Mr. Jeffrey N. Gibbs has represented health care companies on FDA-related matters since 1984. He advises companies on a wide variety of issues, including product approvals, marketing, clinical studies, and enforcement. Previously, he served in the Chief Counsel's Office of the U.S. Food and Drug Administration, where he became an Associate Chief Counsel for Enforcement. While at FDA, Mr. Gibbs received the FDA Award of Merit. He also was appointed a Special Assistant United States Attorney for the District of Columbia. Before joining FDA, he clerked for a United States District Court Judge in the District of New Jersey. Mr. Gibbs has written and lectured extensively on a variety of FDA-related topics. Mr. Gibbs served as a member of the Editorial Advisory Board for the Food and Drug Law Journal from 1998 to 2004, and was Chair in 2003-2004. He is currently on the editorial advisory board of IVD Technology and Guide to Good Clinical Practices, and is a member of the Human Subjects Research Board for George Mason University. Mr. Gibbs serves as Secretary and General Counsel of the Board of Directors of the Food and Drug Law Institute.

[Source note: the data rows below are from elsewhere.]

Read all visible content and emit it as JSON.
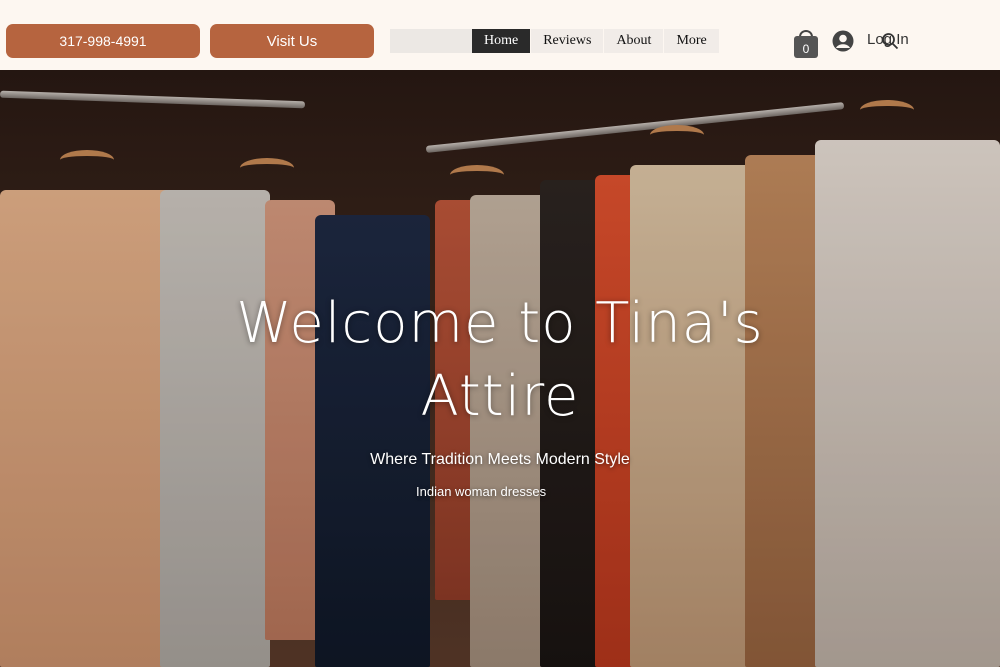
{
  "header": {
    "phone_label": "317-998-4991",
    "visit_label": "Visit Us",
    "nav": [
      "Home",
      "Reviews",
      "About",
      "More"
    ],
    "active_nav": "Home",
    "cart_count": "0",
    "login_label": "Log In"
  },
  "hero": {
    "title_line1": "Welcome to Tina's",
    "title_line2": "Attire",
    "tagline": "Where Tradition Meets Modern Style",
    "image_alt": "Indian woman dresses"
  },
  "colors": {
    "accent": "#b6643f",
    "header_bg": "#fdf7f1",
    "nav_active": "#2a2a2a"
  },
  "icons": [
    "cart-icon",
    "avatar-icon",
    "search-icon"
  ]
}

He is a graduate of Princeton University (1975 summa cum laude) and the New York University School of Law (1978 with honors). He is admitted to practice law in the District of Columbia. Source: Hyman, Phelps & McNamara, LLP

Mr. Paul Kreutz

Mr. Paul Kreutz has practiced law since 1967. He started his practice in the San Francisco Bay Area with the law firm of Cooley Godward and in 1969 joined the Palo Alto firm of Ware & Freidenrich, one of Silicon Valley's pre-eminent law firms. When Ware & Freidenrich joined with San Diego's Gray Cary in 1994, Mr. Kreutz relocated to San Diego to build the combined firm's emerging company practice (now known as DLA Piper) in Southern California which he served as senior partner until his launch in 2007 of a boutique solo practice that offers emerging companies in Southern California the mentoring, strategic legal counseling skills, and the financial networking connections that he has acquired in his many years of practice. Mr. Kreutz's practice has focused on emerging companies with an emphasis on counseling and structuring entrepreneurial enterprises poised for growth. He has served as legal counsel for such companies as Adobe Systems, 3Com Corporation, Bay Networks, KLA Instruments (now KLA-Tencor), Ross Stores, and McAfee Associates. In most of these cases, Mr. Kreutz counseled these companies from startup, through multiple rounds of private financings, to successful public offerings. He has acted as legal counsel for many of the Bay Area's pre-eminent Venture Capital firms including the representation of Sequoia Capital in its investment in Cisco Systems and TA Associates in its investment in BMC Software. In Southern California, Mr. Kreutz has represented Enterprise Partners, Forward Ventures, and many other Southern California venture capital firms. As legal counsel for emerging companies, Mr. Kreutz is regularly called upon to advise Boards of Directors, officers, and shareholders as to their corporate responsibilities under circumstances where the interests of the directors, officers and shareholders may not be aligned with such corporate interests. Mr. Kreutz is a graduate of Yale University (BA 1964 cum laude) and Stanford Law School (LLB 1967). Mr. Kreutz executed NeuroVigil's historic seed and Series A financings and serves as NeuroVigil's General Counsel.